Da circunstância do Decreto-Lei nº 445/91 não prever o poder de determinar o despejo sumário dos inquilinos e demais ocupantes das edificações ou parte das edificações utilizadas sem as respectivas licenças ou em desconformidade com o título de utilização não deverá ser entendida como preclusão da competência que o art. 165º confiou às Câmaras Municipais.
Melhor interpretação sustentará que o silêncio legal se funda na titularidade e exercício de tais poderes pelas Câmaras Municipais, como meio de reposição da legalidade.
A afirmação da extinção daquele poder implicará destituir o município de um importante instrumento de que foi dotado por lei, de forma a assegurar a reintegração da ordem jurídica violada. MIGUEL ANTUNES GUIMARÃES (em estudo publicado na Revista de Administração Local, nº 130, Julho Agosto 1992, ano 15, p.p. 449 e segs.) aduz que as prescrições normativas do R.G.E.U. mantêm a sua plena validade em tudo o que não for prejudicado pelo novo regime jurídico de obras particulares.

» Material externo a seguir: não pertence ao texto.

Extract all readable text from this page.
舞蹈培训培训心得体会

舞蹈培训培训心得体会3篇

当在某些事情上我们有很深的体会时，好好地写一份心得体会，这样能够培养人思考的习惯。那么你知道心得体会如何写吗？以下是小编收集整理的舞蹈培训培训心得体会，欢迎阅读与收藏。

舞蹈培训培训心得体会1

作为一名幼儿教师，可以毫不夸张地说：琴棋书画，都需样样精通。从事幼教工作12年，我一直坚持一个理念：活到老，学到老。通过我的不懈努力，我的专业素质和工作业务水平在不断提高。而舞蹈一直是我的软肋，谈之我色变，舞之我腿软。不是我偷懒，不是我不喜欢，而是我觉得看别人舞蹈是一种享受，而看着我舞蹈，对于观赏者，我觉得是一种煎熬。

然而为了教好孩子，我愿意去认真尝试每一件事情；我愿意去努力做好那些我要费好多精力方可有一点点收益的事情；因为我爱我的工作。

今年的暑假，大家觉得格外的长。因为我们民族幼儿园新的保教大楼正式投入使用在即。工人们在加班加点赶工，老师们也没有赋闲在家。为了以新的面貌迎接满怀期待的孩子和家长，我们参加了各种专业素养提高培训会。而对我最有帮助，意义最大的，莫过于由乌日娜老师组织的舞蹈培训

Considera serem aplicáveis ao embargo administrativo os trâmites processuais previstos no Decreto-Lei nº 445/91, o que não prejudicará a plena actualidade do despejo sumário previsto no art. 165º, que se harmoniza com o previsto nos arts. 57º e 58º do Decreto-Lei nº 445/91. Posição semelhante é sustentada por PEREIRA COSTA ao afirmar que “continuam em vigor o art. 165º (parte final do corpo do preceito) e seus §§ 4º a 7º e 168º do RGEU, nos termos dos quais pode ser ordenado o despejo sumário dos inquilinos e demais ocupantes das edificações utilizadas sem as respectivas licenças ou em desconformidade com elas ou cuja demolição tenha sido decretada ou ordenada” (Regime Jurídico de Licenciamento de Obras Particulares Anotado, Coimbra, 1993, p. 179).

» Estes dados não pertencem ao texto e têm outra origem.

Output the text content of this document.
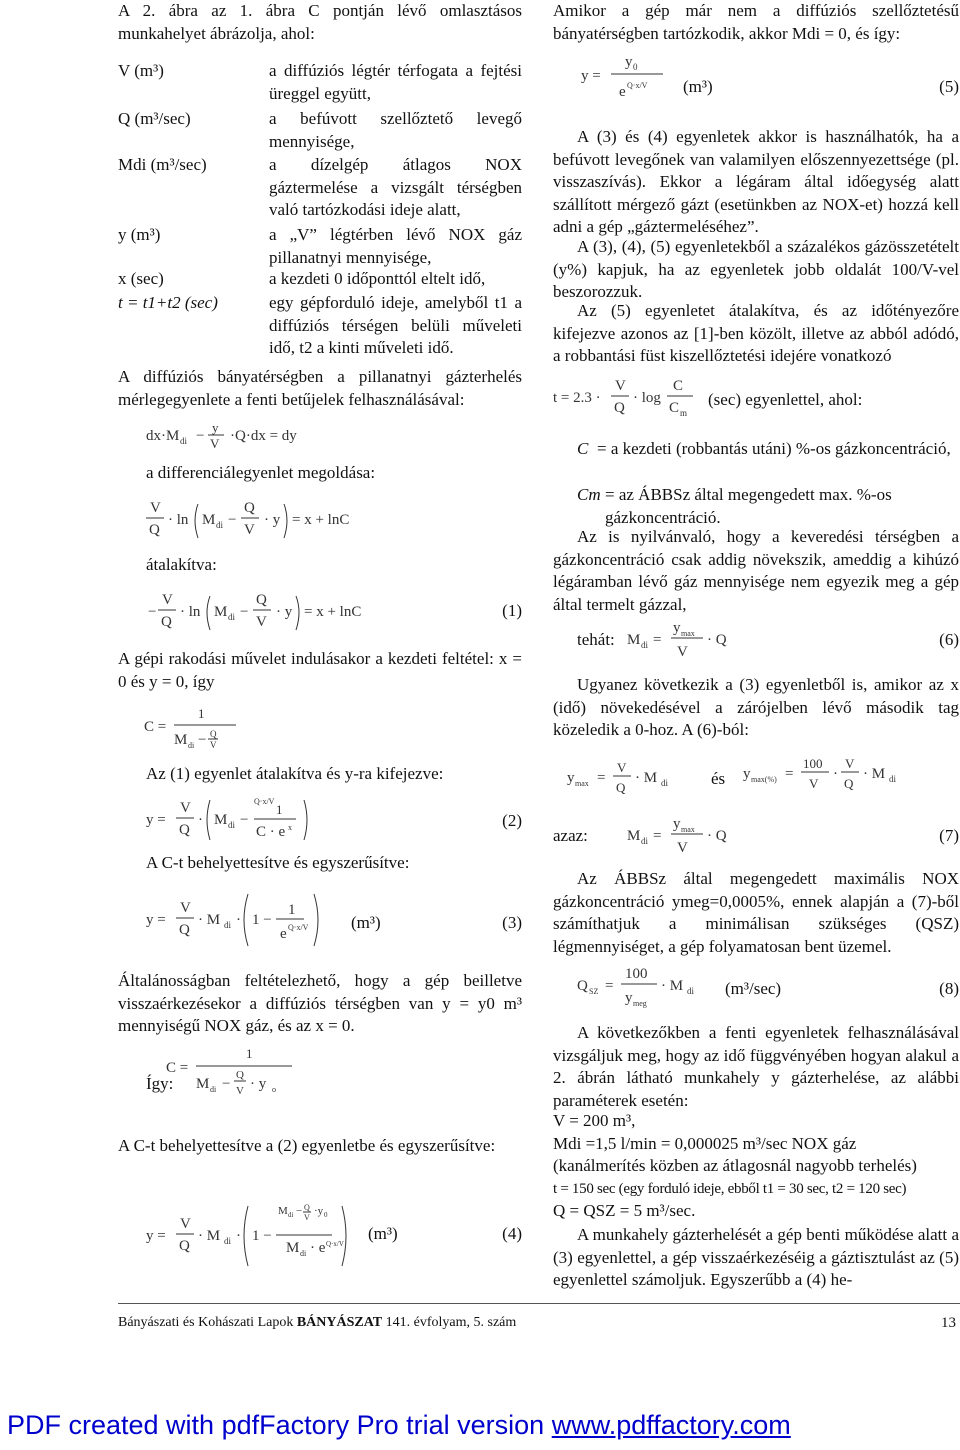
A 2. ábra az 1. ábra C pontján lévő omlasztásos munkahelyet ábrázolja, ahol:
V (m³)	a diffúziós légtér térfogata a fejtési üreggel együtt,
Q (m³/sec)	a befúvott szellőztető levegő mennyisége,
Mdi (m³/sec)	a dízelgép átlagos NOX gáztermelése a vizsgált térségben való tartózkodási ideje alatt,
y (m³)	a „V” légtérben lévő NOX gáz pillanatnyi mennyisége,
x (sec)	a kezdeti 0 időponttól eltelt idő,
t = t1+t2 (sec)	egy gépforduló ideje, amelyből t1 a diffúziós térségen belüli műveleti idő, t2 a kinti műveleti idő.
A diffúziós bányatérségben a pillanatnyi gázterhelés mérlegegyenlete a fenti betűjelek felhasználásával:
dx·M di −
y
V ·Q·dx = dy
a differenciálegyenlet megoldása:
V
Q
· ln M di −
Q
V
· y = x + lnC
átalakítva:
−
V
Q
· ln M di −
Q
V
· y = x + lnC	(1)
A gépi rakodási művelet indulásakor a kezdeti feltétel: x = 0 és y = 0, így
C =
1
M di − Q
V
Az (1) egyenlet átalakítva és y-ra kifejezve:
y =
V
Q
· M di −
Q·x/V
1
C · e x	(2)
A C-t behelyettesítve és egyszerűsítve:
y =
V
Q
· M di · 1 −
1
e Q·x/V	(m³)	(3)
Általánosságban feltételezhető, hogy a gép beilletve visszaérkezésekor a diffúziós térségben van y = y0 m³ mennyiségű NOX gáz, és az x = 0.
C =
1
M di −
Q
V · y o
Így:
A C-t behelyettesítve a (2) egyenletbe és egyszerűsítve:
y =
V
Q
· M di · 1 −
M di − Q
V
·y 0
M di · e Q·x/V
(m³)	(4)
Amikor a gép már nem a diffúziós szellőztetésű bányatérségben tartózkodik, akkor Mdi = 0, és így:
y =
y 0
e Q·x/V (m³)	(5)
A (3) és (4) egyenletek akkor is használhatók, ha a befúvott levegőnek van valamilyen előszennyezettsége (pl. visszaszívás). Ekkor a légáram által időegység alatt szállított mérgező gázt (esetünkben az NOX-et) hozzá kell adni a gép „gáztermeléséhez”.
A (3), (4), (5) egyenletekből a százalékos gázösszetételt (y%) kapjuk, ha az egyenletek jobb oldalát 100/V-vel beszorozzuk.
Az (5) egyenletet átalakítva, és az időtényezőre kifejezve azonos az [1]-ben közölt, illetve az abból adódó, a robbantási füst kiszellőztetési idejére vonatkozó
t = 2.3 ·
V
Q
· log
C
C m
(sec) egyenlettel, ahol:
C = a kezdeti (robbantás utáni) %-os gázkoncentráció,
Cm = az ÁBBSz által megengedett max. %-os gázkoncentráció.
Az is nyilvánvaló, hogy a keveredési térségben a gázkoncentráció csak addig növekszik, ameddig a kihúzó légáramban lévő gáz mennyisége nem egyezik meg a gép által termelt gázzal,
tehát: M di =
y max
V
· Q	(6)
Ugyanez következik a (3) egyenletből is, amikor az x (idő) növekedésével a zárójelben lévő második tag közeledik a 0-hoz. A (6)-ból:
y max =
V
Q
· M di	és y max(%) =
100
V
·
V
Q
· M di
azaz:	M di =
y max
V
· Q	(7)
Az ÁBBSz által megengedett maximális NOX gázkoncentráció ymeg=0,0005%, ennek alapján a (7)-ből számíthatjuk a minimálisan szükséges (QSZ) légmennyiséget, a gép folyamatosan bent üzemel.
Q SZ =
100
y meg
· M di (m³/sec)	(8)
A következőkben a fenti egyenletek felhasználásával vizsgáljuk meg, hogy az idő függvényében hogyan alakul a 2. ábrán látható munkahely y gázterhelése, az alábbi paraméterek esetén:
V = 200 m³,
Mdi =1,5 l/min = 0,000025 m³/sec NOX gáz
(kanálmerítés közben az átlagosnál nagyobb terhelés)
t = 150 sec (egy forduló ideje, ebből t1 = 30 sec, t2 = 120 sec)
Q = QSZ = 5 m³/sec.
A munkahely gázterhelését a gép benti működése alatt a (3) egyenlettel, a gép visszaérkezéséig a gáztisztulást az (5) egyenlettel számoljuk. Egyszerűbb a (4) he-
Bányászati és Kohászati Lapok BÁNYÁSZAT 141. évfolyam, 5. szám	13
PDF created with pdfFactory Pro trial version www.pdffactory.com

8.Em parecer publicado in D.R. 2ª série, nº 287, de 14.12.1994, (Proc. nº61/94) o Conselho Consultivo da Procuradoria Geral da República esclarece ” a revogação tácita apenas se verifica na medida da contraditoriedade: a lei precedente só é ab-rogada até onde for incompatível com a nova lei; onde tal contraditoriedade não tenha lugar é possível a coexistência e a compenetração da lei anterior parcialmente revogada com a lei nova modificadora “.

CONCLUSÕES:

1.Assim, não obstante a revogação tácita de certas normas e segmentos de normas do R.G.E.U., mantêm-se em vigor os artigos 165º a 168º do Decreto-Lei nº 38.382, de 7 de Agosto de 1951, com as alterações introduzidas pelo Decreto-Lei nº 44 258, de 31 de Março de 1962.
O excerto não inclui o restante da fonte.